In his speech, the need to diversify teams is almost a mantra, and when I ask him what he is referring to, he answers straight ahead: first of all, gender. And then he defends a heterogeneous professional experience, different training, age, nationality. “I study individual variation in behaviour and I find that the diversity of profiles benefits populations, because of their different ways of coping with predators. It’s diversity that allows them to get ahead”. He pays special attention to internationalisation, which is why his team now includes people from Poland, the United States and Greece, among others. “Different cultures in the laboratory bring together complementary ways of approaching problems and identifying solutions, it is crystal clear to me”, he says, while regretting that in Europe the second generations of immigrant families have not yet arrived at the university and research. “If a research group is all white male, as it has been in traditional research… this is not innovation, it repeating the same”.
"Different cultures in the laboratory bring together complementary ways of approaching problems and identifying solutions, it is crystal clear to me"

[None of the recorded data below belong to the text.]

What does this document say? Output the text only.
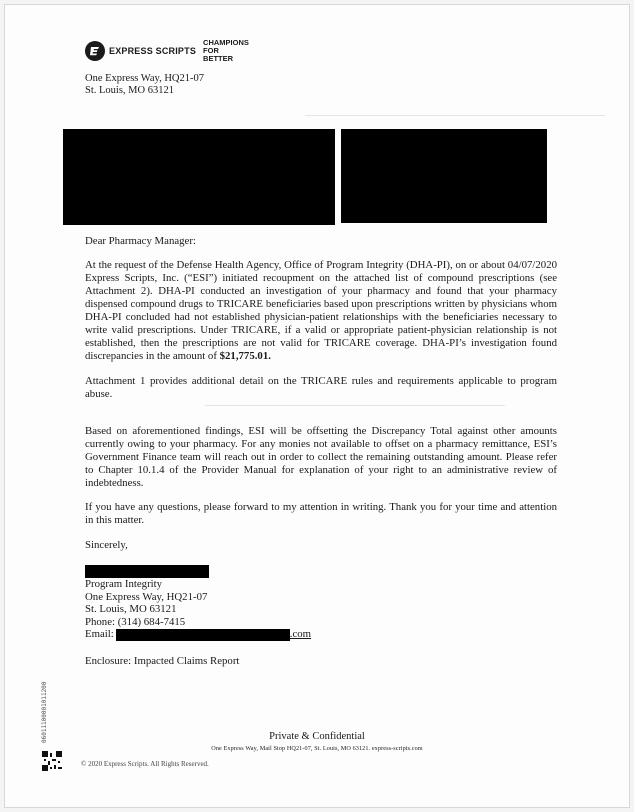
EXPRESS SCRIPTS
CHAMPIONS
FOR
BETTER
One Express Way, HQ21-07
St. Louis, MO 63121
Dear Pharmacy Manager:

At the request of the Defense Health Agency, Office of Program Integrity (DHA-PI), on or about 04/07/2020 Express Scripts, Inc. (“ESI”) initiated recoupment on the attached list of compound prescriptions (see Attachment 2). DHA-PI conducted an investigation of your pharmacy and found that your pharmacy dispensed compound drugs to TRICARE beneficiaries based upon prescriptions written by physicians whom DHA-PI concluded had not established physician-patient relationships with the beneficiaries necessary to write valid prescriptions. Under TRICARE, if a valid or appropriate patient-physician relationship is not established, then the prescriptions are not valid for TRICARE coverage. DHA-PI’s investigation found discrepancies in the amount of $21,775.01.

Attachment 1 provides additional detail on the TRICARE rules and requirements applicable to program abuse.
Based on aforementioned findings, ESI will be offsetting the Discrepancy Total against other amounts currently owing to your pharmacy. For any monies not available to offset on a pharmacy remittance, ESI’s Government Finance team will reach out in order to collect the remaining outstanding amount. Please refer to Chapter 10.1.4 of the Provider Manual for explanation of your right to an administrative review of indebtedness.
If you have any questions, please forward to my attention in writing. Thank you for your time and attention in this matter.
Sincerely,
Program Integrity
One Express Way, HQ21-07
St. Louis, MO 63121
Phone: (314) 684-7415
Email:	.com
Enclosure: Impacted Claims Report
06011100001011200	Private & Confidential
One Express Way, Mail Stop HQ21-07, St. Louis, MO 63121. express-scripts.com
© 2020 Express Scripts. All Rights Reserved.
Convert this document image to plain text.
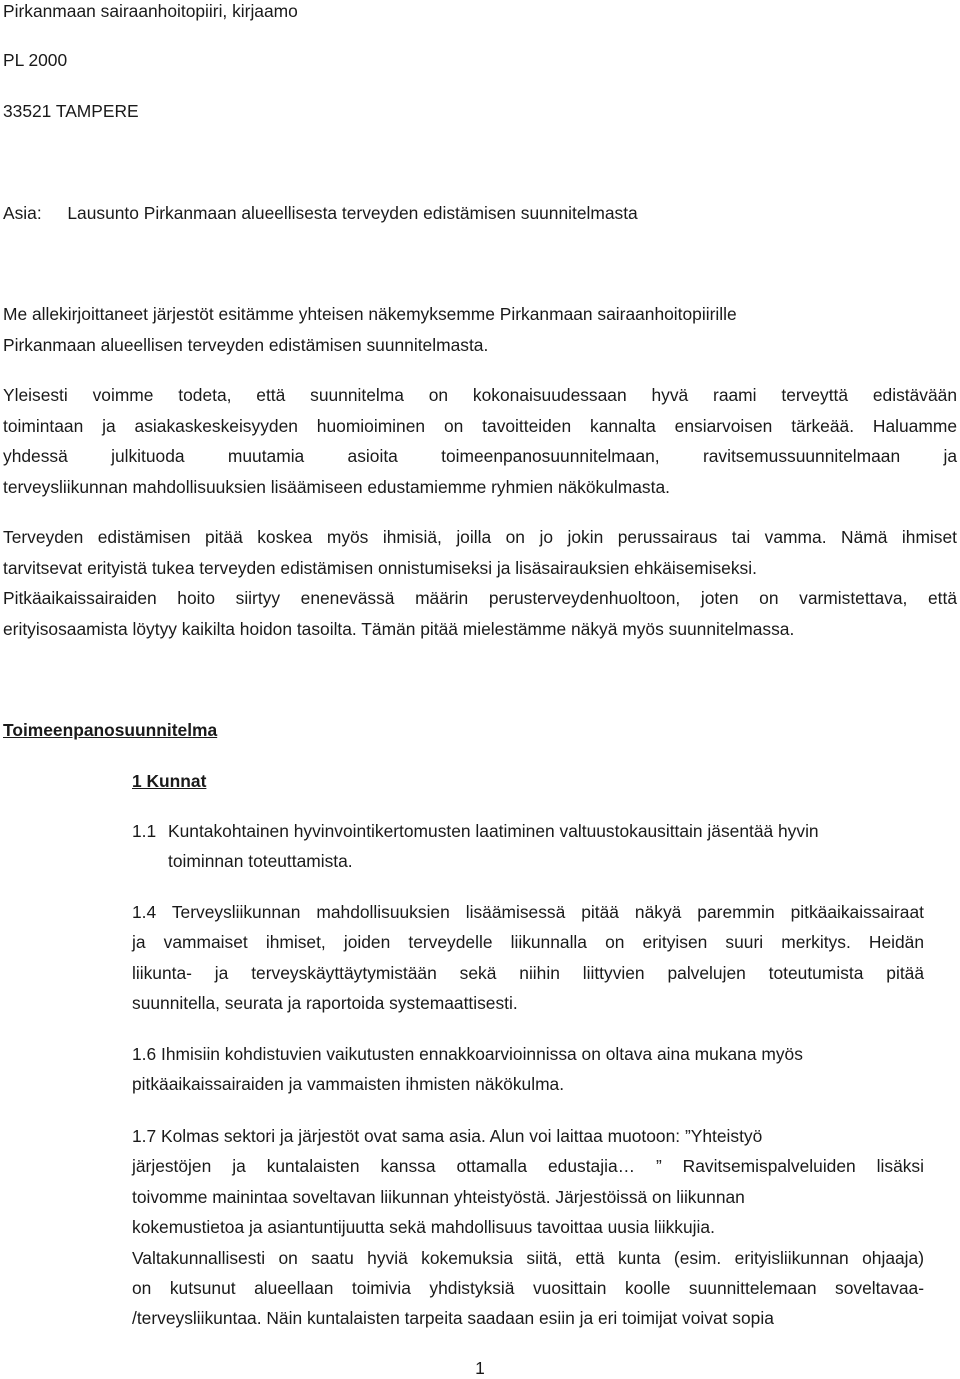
Pirkanmaan sairaanhoitopiiri, kirjaamo
PL 2000
33521 TAMPERE
Asia: Lausunto Pirkanmaan alueellisesta terveyden edistämisen suunnitelmasta
Me allekirjoittaneet järjestöt esitämme yhteisen näkemyksemme Pirkanmaan sairaanhoitopiirille
Pirkanmaan alueellisen terveyden edistämisen suunnitelmasta.
Yleisesti voimme todeta, että suunnitelma on kokonaisuudessaan hyvä raami terveyttä edistävään
toimintaan ja asiakaskeskeisyyden huomioiminen on tavoitteiden kannalta ensiarvoisen tärkeää. Haluamme
yhdessä julkituoda muutamia asioita toimeenpanosuunnitelmaan, ravitsemussuunnitelmaan ja
terveysliikunnan mahdollisuuksien lisäämiseen edustamiemme ryhmien näkökulmasta.
Terveyden edistämisen pitää koskea myös ihmisiä, joilla on jo jokin perussairaus tai vamma. Nämä ihmiset
tarvitsevat erityistä tukea terveyden edistämisen onnistumiseksi ja lisäsairauksien ehkäisemiseksi.
Pitkäaikaissairaiden hoito siirtyy enenevässä määrin perusterveydenhuoltoon, joten on varmistettava, että
erityisosaamista löytyy kaikilta hoidon tasoilta. Tämän pitää mielestämme näkyä myös suunnitelmassa.
Toimeenpanosuunnitelma
1 Kunnat
1.1 Kuntakohtainen hyvinvointikertomusten laatiminen valtuustokausittain jäsentää hyvin
toiminnan toteuttamista.
1.4 Terveysliikunnan mahdollisuuksien lisäämisessä pitää näkyä paremmin pitkäaikaissairaat
ja vammaiset ihmiset, joiden terveydelle liikunnalla on erityisen suuri merkitys. Heidän
liikunta- ja terveyskäyttäytymistään sekä niihin liittyvien palvelujen toteutumista pitää
suunnitella, seurata ja raportoida systemaattisesti.
1.6 Ihmisiin kohdistuvien vaikutusten ennakkoarvioinnissa on oltava aina mukana myös
pitkäaikaissairaiden ja vammaisten ihmisten näkökulma.
1.7 Kolmas sektori ja järjestöt ovat sama asia. Alun voi laittaa muotoon: ”Yhteistyö
järjestöjen ja kuntalaisten kanssa ottamalla edustajia… ” Ravitsemispalveluiden lisäksi
toivomme mainintaa soveltavan liikunnan yhteistyöstä. Järjestöissä on liikunnan
kokemustietoa ja asiantuntijuutta sekä mahdollisuus tavoittaa uusia liikkujia.
Valtakunnallisesti on saatu hyviä kokemuksia siitä, että kunta (esim. erityisliikunnan ohjaaja)
on kutsunut alueellaan toimivia yhdistyksiä vuosittain koolle suunnittelemaan soveltavaa-
/terveysliikuntaa. Näin kuntalaisten tarpeita saadaan esiin ja eri toimijat voivat sopia
1
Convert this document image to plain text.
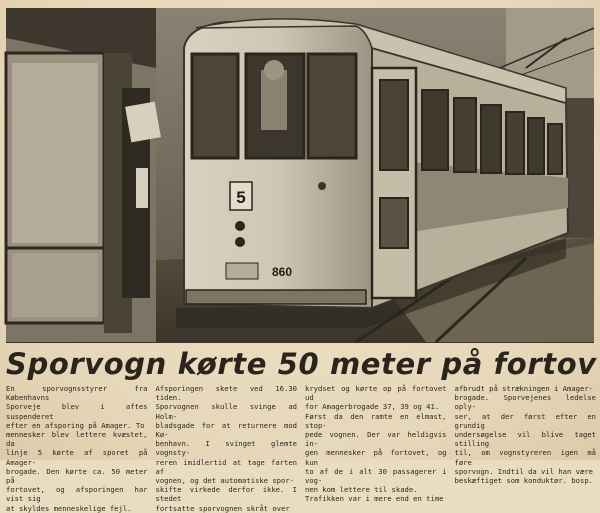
5
860
Sporvogn kørte 50 meter på fortov

En sporvognsstyrer fra Københavns
Sporveje blev i aftes suspenderet
efter en afsporing på Amager. To
mennesker blev lettere kvæstet, da
linje 5 kørte af sporet på Amager-
brogade. Den kørte ca. 50 meter på
fortovet, og afsporingen har vist sig
at skyldes menneskelige fejl.

Afsporingen skete ved 16.30 tiden.
Sporvognen skulle svinge ad Holm-
bladsgade for at returnere mod Kø-
benhavn. I svinget glemte vognsty-
reren imidlertid at tage farten af
vognen, og det automatiske spor-
skifte virkede derfor ikke. I stedet
fortsatte sporvognen skråt over

krydset og kørte op på fortovet ud
for Amagerbrogade 37, 39 og 41.
Først da den ramte en elmast, stop-
pede vognen. Der var heldigvis in-
gen mennesker på fortovet, og kun
to af de i alt 30 passagerer i vog-
nen kom lettere til skade.
Trafikken var i mere end en time

afbrudt på strækningen i Amager-
brogade. Sporvejenes ledelse oply-
ser, at der først efter en grundig
undersøgelse vil blive taget stilling
til, om vognstyreren igen må føre
sporvogn. Indtil da vil han være
beskæftiget som konduktør. bosp.
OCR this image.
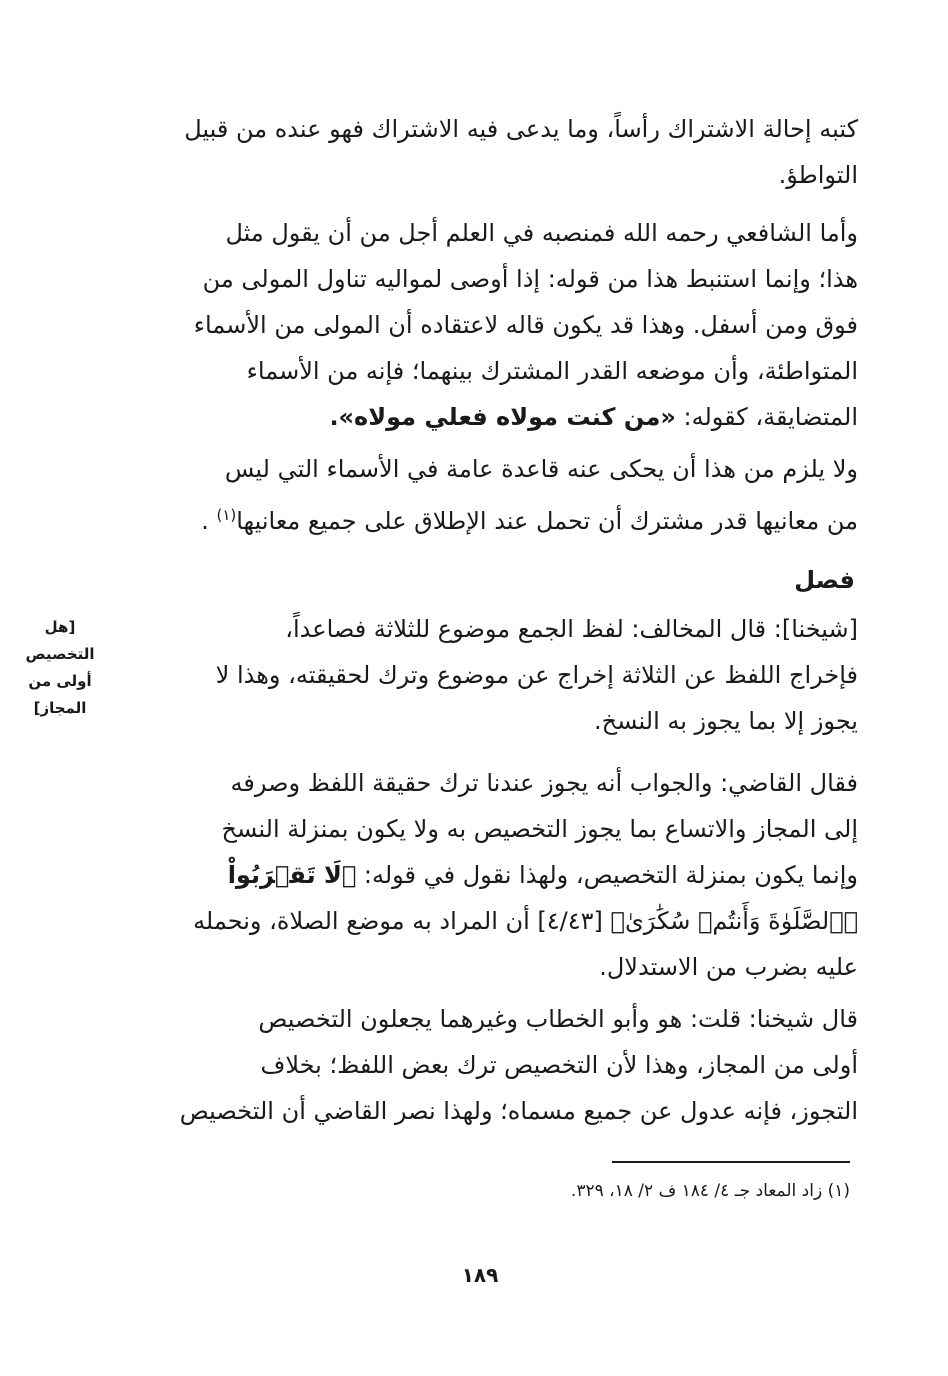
كتبه إحالة الاشتراك رأساً، وما يدعى فيه الاشتراك فهو عنده من قبيل
التواطؤ.
وأما الشافعي رحمه الله فمنصبه في العلم أجل من أن يقول مثل
هذا؛ وإنما استنبط هذا من قوله: إذا أوصى لمواليه تناول المولى من
فوق ومن أسفل. وهذا قد يكون قاله لاعتقاده أن المولى من الأسماء
المتواطئة، وأن موضعه القدر المشترك بينهما؛ فإنه من الأسماء
المتضايقة، كقوله: «من كنت مولاه فعلي مولاه».
ولا يلزم من هذا أن يحكى عنه قاعدة عامة في الأسماء التي ليس
من معانيها قدر مشترك أن تحمل عند الإطلاق على جميع معانيها$^{(١)}$ .
فصل
[هل
التخصيص
أولى من
المجاز]
[شيخنا]: قال المخالف: لفظ الجمع موضوع للثلاثة فصاعداً،
فإخراج اللفظ عن الثلاثة إخراج عن موضوع وترك لحقيقته، وهذا لا
يجوز إلا بما يجوز به النسخ.
فقال القاضي: والجواب أنه يجوز عندنا ترك حقيقة اللفظ وصرفه
إلى المجاز والاتساع بما يجوز التخصيص به ولا يكون بمنزلة النسخ
وإنما يكون بمنزلة التخصيص، ولهذا نقول في قوله: ﴿لَا تَقۡرَبُواْ
﴿ٱلصَّلَوٰةَ وَأَنتُمۡ سُكَٰرَىٰ﴾ [٤/٤٣] أن المراد به موضع الصلاة، ونحمله
عليه بضرب من الاستدلال.
قال شيخنا: قلت: هو وأبو الخطاب وغيرهما يجعلون التخصيص
أولى من المجاز، وهذا لأن التخصيص ترك بعض اللفظ؛ بخلاف
التجوز، فإنه عدول عن جميع مسماه؛ ولهذا نصر القاضي أن التخصيص
(١) زاد المعاد جـ ٤/ ١٨٤ ف ٢/ ١٨، ٣٢٩.
١٨٩
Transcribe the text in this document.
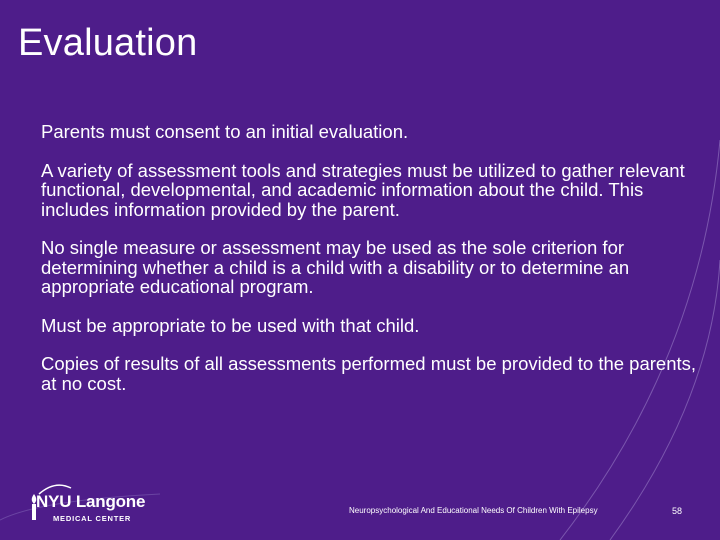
Evaluation
Parents must consent to an initial evaluation.
A variety of assessment tools and strategies must be utilized to gather relevant functional, developmental, and academic information about the child. This includes information provided by the parent.
No single measure or assessment may be used as the sole criterion for determining whether a child is a child with a disability or to determine an appropriate educational program.
Must be appropriate to be used with that child.
Copies of results of all assessments performed must be provided to the parents, at no cost.
NYU Langone
MEDICAL CENTER
Neuropsychological And Educational Needs Of Children With Epilepsy	58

The unfortunate examples of the difference in opportunities between scientists and women scientists, the daily micro-aggressions and the necessary resilience on the part of women in science are also part of a reality that worries him he has observed it both in the United States and in Europe.
"Research should be used to answer questions, not to publish"
In parallel to the concern about gender, there is a thought about how science works: “Unfortunately, the scientific system forces us to publish a lot, especially young researchers, and this is neither good nor bad, but it doesn’t help when it makes us lose focus and takes time away from asking big questions. And research should be used to answer questions, not to publish”. And thanks to the references who have accompanied him. The opportunities, once again. “I have been fortunate to have referent people close to me who have helped me to orient myself, to answer questions rather than to publish articles”.